INGREDIENTS
- 3 1/2 lbs. chicken thighs (bone-in)
- 3 tbsp. olive oil
- 1 large onion, diced
- 2 cloves garlic, minced
- 1 15 oz. can tomato juice
- 1 15 oz. can diced tomatoes
- 4 – 5 whole allspice berries (Bahari)
- 1 cinnamon stick
- 2 tbl of chicken powder stock
- salt and freshly ground black pepper to taste
- 1 cup boiling water (plus more as needed)
- 1 cup Resoni pasta
- Grated Parmesan for the top
PREPARATION
In a large Dutch oven, heat the olive oil over medium high heat. Add the chicken pieces and cook until nicely browned (turning once) about 7 – 10 minutes. You may need to brown in two batches.
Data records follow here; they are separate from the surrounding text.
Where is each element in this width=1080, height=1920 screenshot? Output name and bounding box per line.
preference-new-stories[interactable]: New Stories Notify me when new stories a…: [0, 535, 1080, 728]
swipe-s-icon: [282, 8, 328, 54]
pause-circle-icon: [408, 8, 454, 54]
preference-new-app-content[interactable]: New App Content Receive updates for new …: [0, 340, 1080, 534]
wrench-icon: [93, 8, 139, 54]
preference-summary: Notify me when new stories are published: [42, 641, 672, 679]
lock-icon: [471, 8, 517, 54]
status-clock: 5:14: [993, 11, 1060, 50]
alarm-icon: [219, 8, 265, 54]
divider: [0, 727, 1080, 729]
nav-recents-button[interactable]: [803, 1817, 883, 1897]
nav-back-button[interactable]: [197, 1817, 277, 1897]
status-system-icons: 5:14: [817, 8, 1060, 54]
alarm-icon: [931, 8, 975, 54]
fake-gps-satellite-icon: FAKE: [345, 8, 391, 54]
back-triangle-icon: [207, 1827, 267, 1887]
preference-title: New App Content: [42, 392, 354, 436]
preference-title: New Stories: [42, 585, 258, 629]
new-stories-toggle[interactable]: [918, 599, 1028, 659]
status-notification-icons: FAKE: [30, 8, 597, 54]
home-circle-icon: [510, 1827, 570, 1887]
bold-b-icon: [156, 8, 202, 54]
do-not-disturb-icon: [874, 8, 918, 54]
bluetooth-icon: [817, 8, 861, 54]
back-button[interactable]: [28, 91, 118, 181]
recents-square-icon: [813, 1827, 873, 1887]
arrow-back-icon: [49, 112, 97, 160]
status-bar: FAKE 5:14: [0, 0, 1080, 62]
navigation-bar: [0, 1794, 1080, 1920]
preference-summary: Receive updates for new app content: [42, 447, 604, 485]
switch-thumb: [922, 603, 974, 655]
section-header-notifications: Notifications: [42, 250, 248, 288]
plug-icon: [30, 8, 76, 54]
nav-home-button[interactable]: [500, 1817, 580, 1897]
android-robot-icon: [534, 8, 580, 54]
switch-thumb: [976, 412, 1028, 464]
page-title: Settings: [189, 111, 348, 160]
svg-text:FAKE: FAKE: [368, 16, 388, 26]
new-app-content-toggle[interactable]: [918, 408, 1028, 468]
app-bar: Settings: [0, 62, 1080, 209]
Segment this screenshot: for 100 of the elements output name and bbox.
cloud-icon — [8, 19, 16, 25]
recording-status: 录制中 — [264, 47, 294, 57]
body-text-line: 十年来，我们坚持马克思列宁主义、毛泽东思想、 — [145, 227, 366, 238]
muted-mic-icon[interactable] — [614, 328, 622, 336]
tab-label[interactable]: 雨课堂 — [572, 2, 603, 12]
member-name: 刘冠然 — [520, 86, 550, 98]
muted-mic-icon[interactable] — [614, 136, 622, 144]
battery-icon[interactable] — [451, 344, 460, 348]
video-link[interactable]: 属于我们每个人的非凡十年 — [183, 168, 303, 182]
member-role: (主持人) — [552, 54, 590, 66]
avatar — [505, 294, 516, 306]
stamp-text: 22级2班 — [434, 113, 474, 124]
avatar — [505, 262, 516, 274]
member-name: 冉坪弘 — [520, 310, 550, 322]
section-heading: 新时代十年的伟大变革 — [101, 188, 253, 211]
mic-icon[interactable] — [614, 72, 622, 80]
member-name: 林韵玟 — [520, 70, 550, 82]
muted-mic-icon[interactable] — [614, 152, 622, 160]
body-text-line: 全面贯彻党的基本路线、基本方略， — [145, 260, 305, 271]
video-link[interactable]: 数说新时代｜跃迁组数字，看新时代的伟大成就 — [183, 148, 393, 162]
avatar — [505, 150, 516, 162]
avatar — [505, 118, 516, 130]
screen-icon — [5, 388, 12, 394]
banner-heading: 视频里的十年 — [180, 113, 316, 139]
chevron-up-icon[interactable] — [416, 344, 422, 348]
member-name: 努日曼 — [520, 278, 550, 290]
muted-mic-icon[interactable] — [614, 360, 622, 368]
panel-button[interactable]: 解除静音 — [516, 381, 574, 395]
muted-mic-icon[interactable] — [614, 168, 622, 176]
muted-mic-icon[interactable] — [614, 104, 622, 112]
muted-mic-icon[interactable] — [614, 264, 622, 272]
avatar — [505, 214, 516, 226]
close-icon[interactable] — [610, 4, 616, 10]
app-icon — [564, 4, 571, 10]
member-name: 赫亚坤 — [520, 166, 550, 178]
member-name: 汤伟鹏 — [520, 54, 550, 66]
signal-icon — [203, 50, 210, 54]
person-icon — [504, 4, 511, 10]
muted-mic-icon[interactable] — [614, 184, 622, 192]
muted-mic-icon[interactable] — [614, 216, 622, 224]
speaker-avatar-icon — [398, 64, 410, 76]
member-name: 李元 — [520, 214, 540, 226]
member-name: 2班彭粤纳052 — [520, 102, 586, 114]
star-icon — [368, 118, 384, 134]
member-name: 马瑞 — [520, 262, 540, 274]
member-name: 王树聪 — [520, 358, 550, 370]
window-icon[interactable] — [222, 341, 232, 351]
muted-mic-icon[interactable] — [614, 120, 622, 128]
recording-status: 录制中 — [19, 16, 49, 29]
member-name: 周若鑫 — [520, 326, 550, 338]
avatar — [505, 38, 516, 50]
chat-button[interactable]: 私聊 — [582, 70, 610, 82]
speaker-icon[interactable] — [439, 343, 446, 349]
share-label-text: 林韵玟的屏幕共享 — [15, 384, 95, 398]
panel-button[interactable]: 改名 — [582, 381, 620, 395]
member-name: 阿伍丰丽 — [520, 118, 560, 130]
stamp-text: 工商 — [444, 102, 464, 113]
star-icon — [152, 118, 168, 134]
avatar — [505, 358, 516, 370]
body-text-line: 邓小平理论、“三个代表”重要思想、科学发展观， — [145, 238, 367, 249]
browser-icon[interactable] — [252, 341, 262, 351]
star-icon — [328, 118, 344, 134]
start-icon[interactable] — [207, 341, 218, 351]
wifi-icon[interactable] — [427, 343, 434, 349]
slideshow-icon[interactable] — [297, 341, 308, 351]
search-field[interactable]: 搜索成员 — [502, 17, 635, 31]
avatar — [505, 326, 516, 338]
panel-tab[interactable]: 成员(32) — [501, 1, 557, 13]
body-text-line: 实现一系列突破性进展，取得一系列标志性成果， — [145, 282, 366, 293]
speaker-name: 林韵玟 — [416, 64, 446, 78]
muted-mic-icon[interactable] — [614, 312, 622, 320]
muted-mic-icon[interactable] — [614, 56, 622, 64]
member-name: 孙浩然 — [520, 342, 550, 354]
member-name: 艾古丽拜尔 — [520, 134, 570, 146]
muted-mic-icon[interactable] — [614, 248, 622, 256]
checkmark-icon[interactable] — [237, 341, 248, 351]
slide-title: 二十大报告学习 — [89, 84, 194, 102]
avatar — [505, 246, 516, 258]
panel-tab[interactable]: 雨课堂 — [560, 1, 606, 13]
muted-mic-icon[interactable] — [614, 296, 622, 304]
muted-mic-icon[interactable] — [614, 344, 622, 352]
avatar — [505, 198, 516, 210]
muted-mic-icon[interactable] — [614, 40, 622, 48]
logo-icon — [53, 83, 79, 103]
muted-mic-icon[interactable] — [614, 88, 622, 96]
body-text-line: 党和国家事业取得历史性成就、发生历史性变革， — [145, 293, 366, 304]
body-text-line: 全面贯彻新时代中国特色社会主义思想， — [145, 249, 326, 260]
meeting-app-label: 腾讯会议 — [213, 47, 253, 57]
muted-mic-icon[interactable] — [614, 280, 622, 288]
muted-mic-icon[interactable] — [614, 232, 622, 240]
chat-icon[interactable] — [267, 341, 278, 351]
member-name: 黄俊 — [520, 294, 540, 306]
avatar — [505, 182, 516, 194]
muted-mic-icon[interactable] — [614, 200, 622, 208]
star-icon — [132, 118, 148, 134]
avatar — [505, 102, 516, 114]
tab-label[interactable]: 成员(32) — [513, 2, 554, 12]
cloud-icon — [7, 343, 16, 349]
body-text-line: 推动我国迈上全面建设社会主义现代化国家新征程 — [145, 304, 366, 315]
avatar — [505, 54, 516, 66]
Remove the chicken from the pot and discard the skin from the thighs. Set the pieces aside on a platter. Drain excess fat from the pot leaving approximately two to three tablespoons remaining.
Add the onions and saute until translucent, about 5 minute
Add the garlic and saute until fragrant, about one minute.
Add the tomato sauce, diced tomatoes, allspice berries, cinnamon stick and season with salt and freshly ground black pepper. Alternative place the browned Chechen in a baking dish And bake until fully cooked. Lower the heat to medium low and return the chicken pieces (with the juices) to the pot. Simmer over medium low heat for about 30 minutes or until the chicken is cooked through.
Remove the chicken again and set aside on a covered platter to keep warm. Add 1cup of boiling hot water to the sauce and the orzo. Increase the heat to medium high and allow the sauce to boil for 8 – 10 minutes or until the Orzo (manestra) has softened and absorbed most of the liquid. Stir the pot frequently to prevent sticking. You may need to add a little bit more water to the sauce depending on the absorption rate of the Orzo.
Reduce the heat once more to medium low and return the chicken to the pot. Once the chicken is heated through you are ready to serve.